Kemudian, (2) kesetaraan bahwa kompetisi olahraga adalah agen perubahan dalam mendobrak hambatan yang menghadang penyandang disabilitas.
Lalu, (3) keberanian dalam berusaha mencapai apa yang dianggap awam sebagai hal yang berbatas, dan (4) inspirasi untuk dunia dan manusia lainnya.
Baca juga: Indonesia pastikan pembangunan inklusif bagi penyandang disabilitas
Intinya, Para Games menyalakan harapan, semangat juang dan membantu penyandang disabilitas menggapai impiannya, selain menjadi platform hebat dalam membuat mereka terlibat lebih jauh dalam masyarakat dan dalam mewujudkan impiannya sendiri.
Gerakan itu kian membesar dan mengilhami dunia dari masa ke masa, termasuk Asia Tenggara yang menurut Organisasi Kesehatan Dunia (WHO) pada 2017 memiliki sekitar 90 juta penyandang disabilitas.

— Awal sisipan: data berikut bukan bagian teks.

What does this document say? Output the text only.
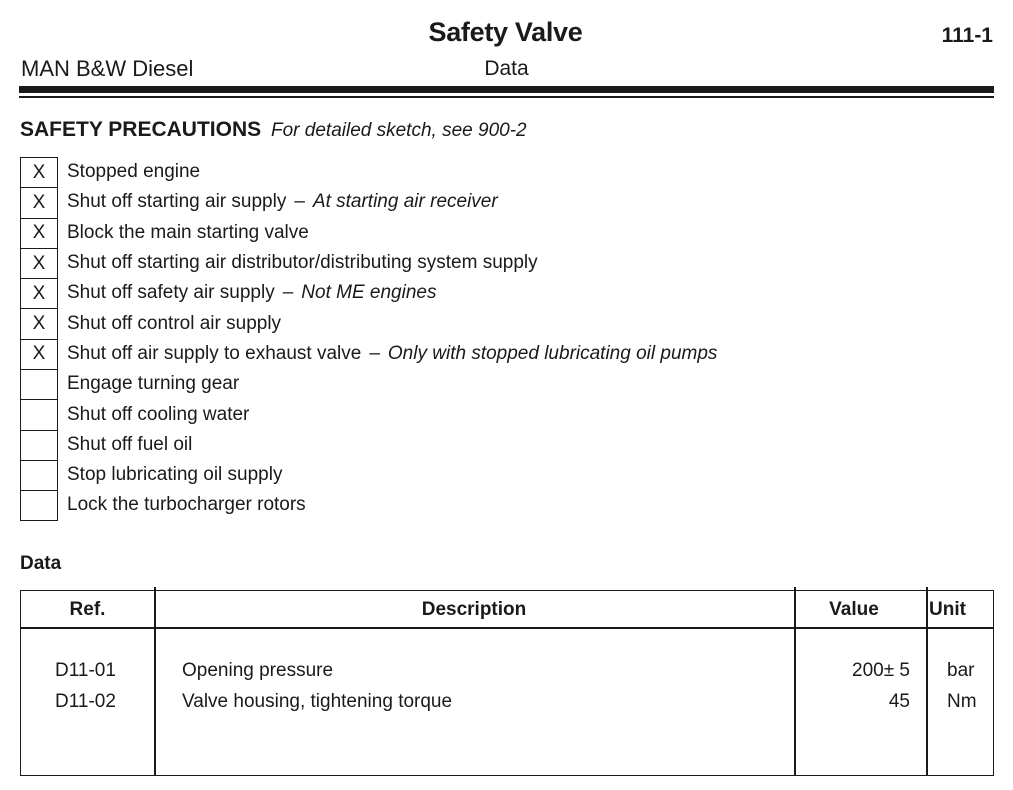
Safety Valve	111-1
MAN B&W Diesel	Data
SAFETY PRECAUTIONS For detailed sketch, see 900-2
X	Stopped engine
X	Shut off starting air supply – At starting air receiver
X	Block the main starting valve
X	Shut off starting air distributor/distributing system supply
X	Shut off safety air supply – Not ME engines
X	Shut off control air supply
X	Shut off air supply to exhaust valve – Only with stopped lubricating oil pumps
Engage turning gear
Shut off cooling water
Shut off fuel oil
Stop lubricating oil supply
Lock the turbocharger rotors
Data
Ref.	Description	Value	Unit
D11-01	Opening pressure	200± 5 bar
D11-02	Valve housing, tightening torque	45 Nm
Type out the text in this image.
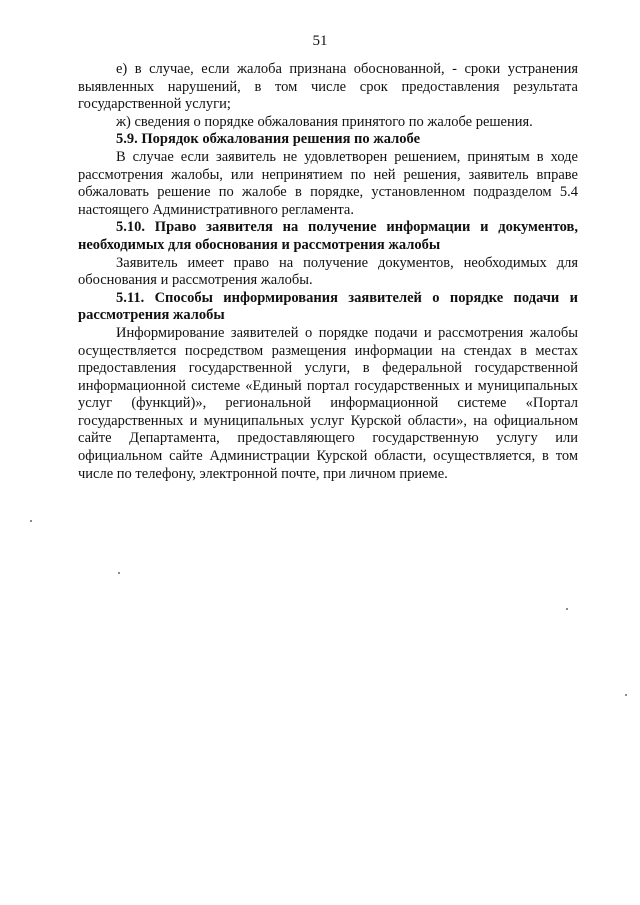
51

е) в случае, если жалоба признана обоснованной, - сроки устранения выявленных нарушений, в том числе срок предоставления результата государственной услуги;

ж) сведения о порядке обжалования принятого по жалобе решения.

5.9. Порядок обжалования решения по жалобе

В случае если заявитель не удовлетворен решением, принятым в ходе рассмотрения жалобы, или непринятием по ней решения, заявитель вправе обжаловать решение по жалобе в порядке, установленном подразделом 5.4 настоящего Административного регламента.

5.10. Право заявителя на получение информации и документов, необходимых для обоснования и рассмотрения жалобы

Заявитель имеет право на получение документов, необходимых для обоснования и рассмотрения жалобы.

5.11. Способы информирования заявителей о порядке подачи и рассмотрения жалобы

Информирование заявителей о порядке подачи и рассмотрения жалобы осуществляется посредством размещения информации на стендах в местах предоставления государственной услуги, в федеральной государственной информационной системе «Единый портал государственных и муниципальных услуг (функций)», региональной информационной системе «Портал государственных и муниципальных услуг Курской области», на официальном сайте Департамента, предоставляющего государственную услугу или официальном сайте Администрации Курской области, осуществляется, в том числе по телефону, электронной почте, при личном приеме.
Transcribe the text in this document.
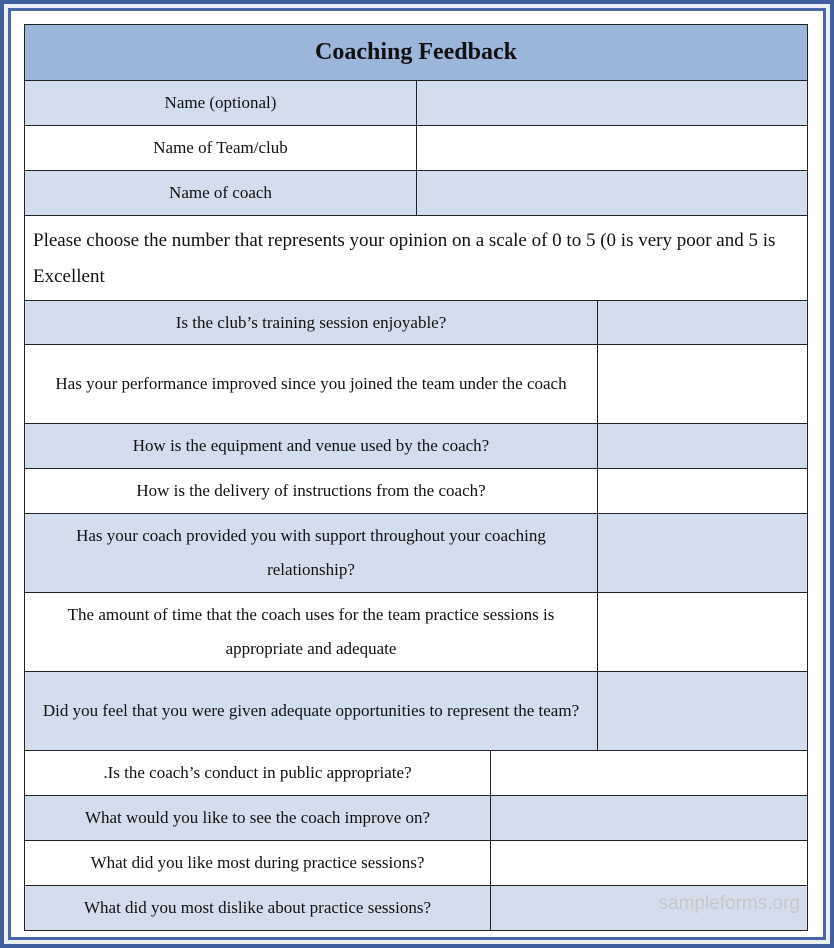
Coaching Feedback
Name (optional)
Name of Team/club
Name of coach
Please choose the number that represents your opinion on a scale of 0 to 5 (0 is very poor and 5 is Excellent
Is the club’s training session enjoyable?
Has your performance improved since you joined the team under the coach
How is the equipment and venue used by the coach?
How is the delivery of instructions from the coach?
Has your coach provided you with support throughout your coaching relationship?
The amount of time that the coach uses for the team practice sessions is appropriate and adequate
Did you feel that you were given adequate opportunities to represent the team?
.Is the coach’s conduct in public appropriate?
What would you like to see the coach improve on?
What did you like most during practice sessions?
What did you most dislike about practice sessions?	sampleforms.org
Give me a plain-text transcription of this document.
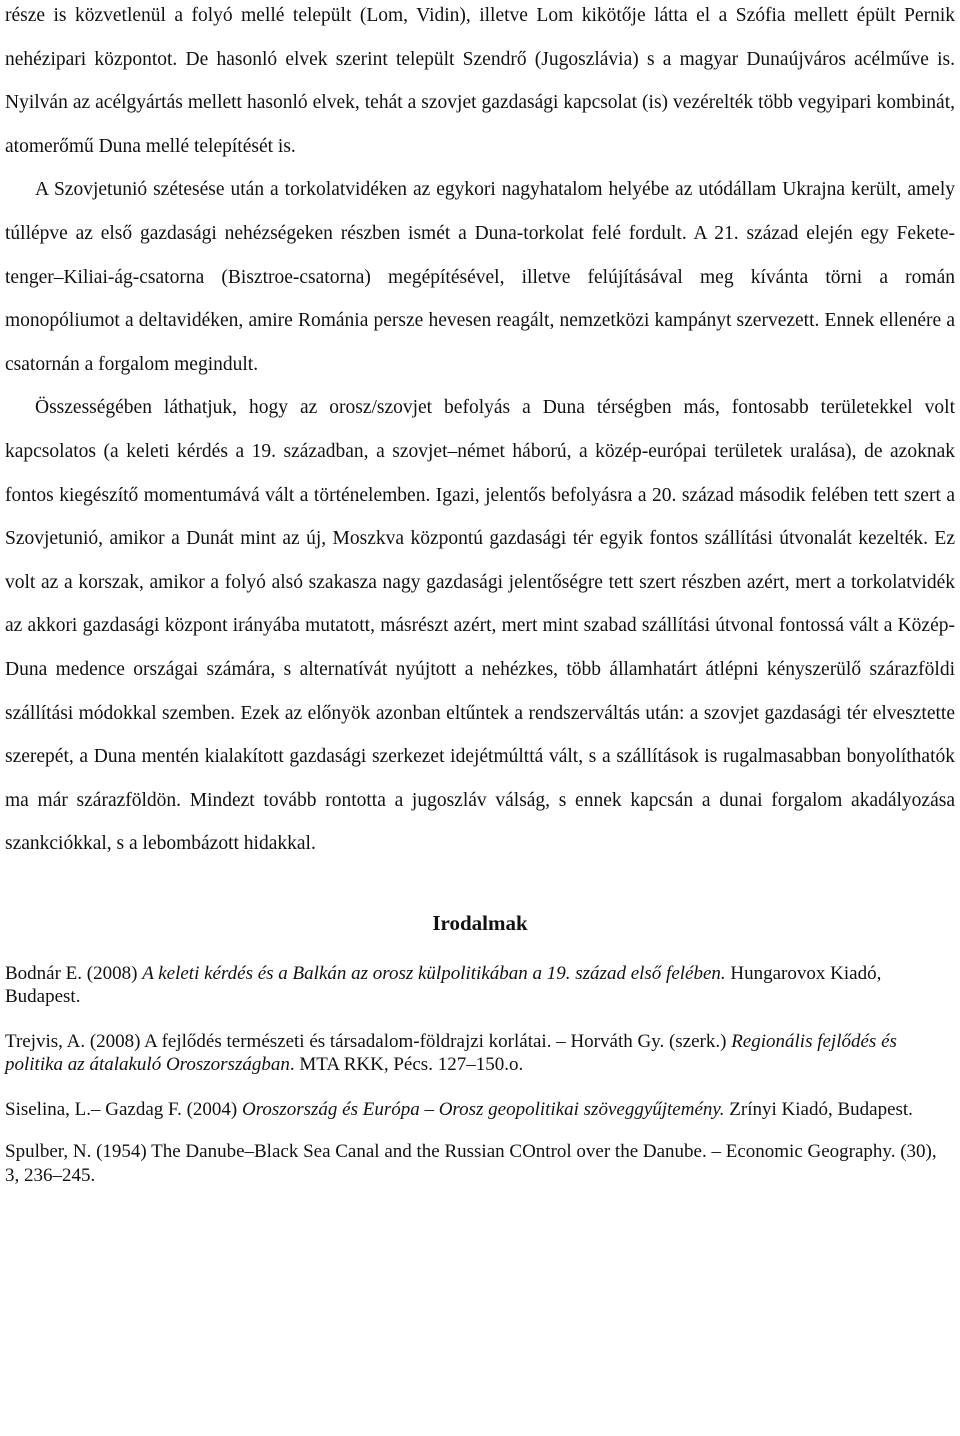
része is közvetlenül a folyó mellé települt (Lom, Vidin), illetve Lom kikötője látta el a Szófia mellett épült Pernik nehézipari központot. De hasonló elvek szerint települt Szendrő (Jugoszlávia) s a magyar Dunaújváros acélműve is. Nyilván az acélgyártás mellett hasonló elvek, tehát a szovjet gazdasági kapcsolat (is) vezérelték több vegyipari kombinát, atomerőmű Duna mellé telepítését is.

A Szovjetunió szétesése után a torkolatvidéken az egykori nagyhatalom helyébe az utódállam Ukrajna került, amely túllépve az első gazdasági nehézségeken részben ismét a Duna-torkolat felé fordult. A 21. század elején egy Fekete-tenger–Kiliai-ág-csatorna (Bisztroe-csatorna) megépítésével, illetve felújításával meg kívánta törni a román monopóliumot a deltavidéken, amire Románia persze hevesen reagált, nemzetközi kampányt szervezett. Ennek ellenére a csatornán a forgalom megindult.

Összességében láthatjuk, hogy az orosz/szovjet befolyás a Duna térségben más, fontosabb területekkel volt kapcsolatos (a keleti kérdés a 19. században, a szovjet–német háború, a közép-európai területek uralása), de azoknak fontos kiegészítő momentumává vált a történelemben. Igazi, jelentős befolyásra a 20. század második felében tett szert a Szovjetunió, amikor a Dunát mint az új, Moszkva központú gazdasági tér egyik fontos szállítási útvonalát kezelték. Ez volt az a korszak, amikor a folyó alsó szakasza nagy gazdasági jelentőségre tett szert részben azért, mert a torkolatvidék az akkori gazdasági központ irányába mutatott, másrészt azért, mert mint szabad szállítási útvonal fontossá vált a Közép-Duna medence országai számára, s alternatívát nyújtott a nehézkes, több államhatárt átlépni kényszerülő szárazföldi szállítási módokkal szemben. Ezek az előnyök azonban eltűntek a rendszerváltás után: a szovjet gazdasági tér elvesztette szerepét, a Duna mentén kialakított gazdasági szerkezet idejétmúlttá vált, s a szállítások is rugalmasabban bonyolíthatók ma már szárazföldön. Mindezt tovább rontotta a jugoszláv válság, s ennek kapcsán a dunai forgalom akadályozása szankciókkal, s a lebombázott hidakkal.

Irodalmak

Bodnár E. (2008) A keleti kérdés és a Balkán az orosz külpolitikában a 19. század első felében. Hungarovox Kiadó, Budapest.

Trejvis, A. (2008) A fejlődés természeti és társadalom-földrajzi korlátai. – Horváth Gy. (szerk.) Regionális fejlődés és politika az átalakuló Oroszországban. MTA RKK, Pécs. 127–150.o.

Siselina, L.– Gazdag F. (2004) Oroszország és Európa – Orosz geopolitikai szöveggyűjtemény. Zrínyi Kiadó, Budapest.

Spulber, N. (1954) The Danube–Black Sea Canal and the Russian COntrol over the Danube. – Economic Geography. (30), 3, 236–245.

Asia Tenggara memang baru dua dekade terakhir ini aktif dalam gerakan itu dengan menyelenggarakan ASEAN Para Games sejak 2001.
Tetapi yang sudah dilakukan ASEAN akan terus membesar dari waktu ke waktu, untuk tak saja memberdayakan penyandang disabilitas, namun juga untuk membuat masyarakat kawasan ini semakin menjunjung kesetaraan dan memajukan masyarakat yang inklusif.
Apa yang akan terjadi di Solo mulai akhir bulan ini sampai awal Agustus nanti, bisa semakin menegaskan bahwa ASEAN Para Games adalah platform hebat nan mulia dalam mengajak dan memberi tempat kepada penyandang disabilitas untuk bersama membangun masyarakat yang inklusif.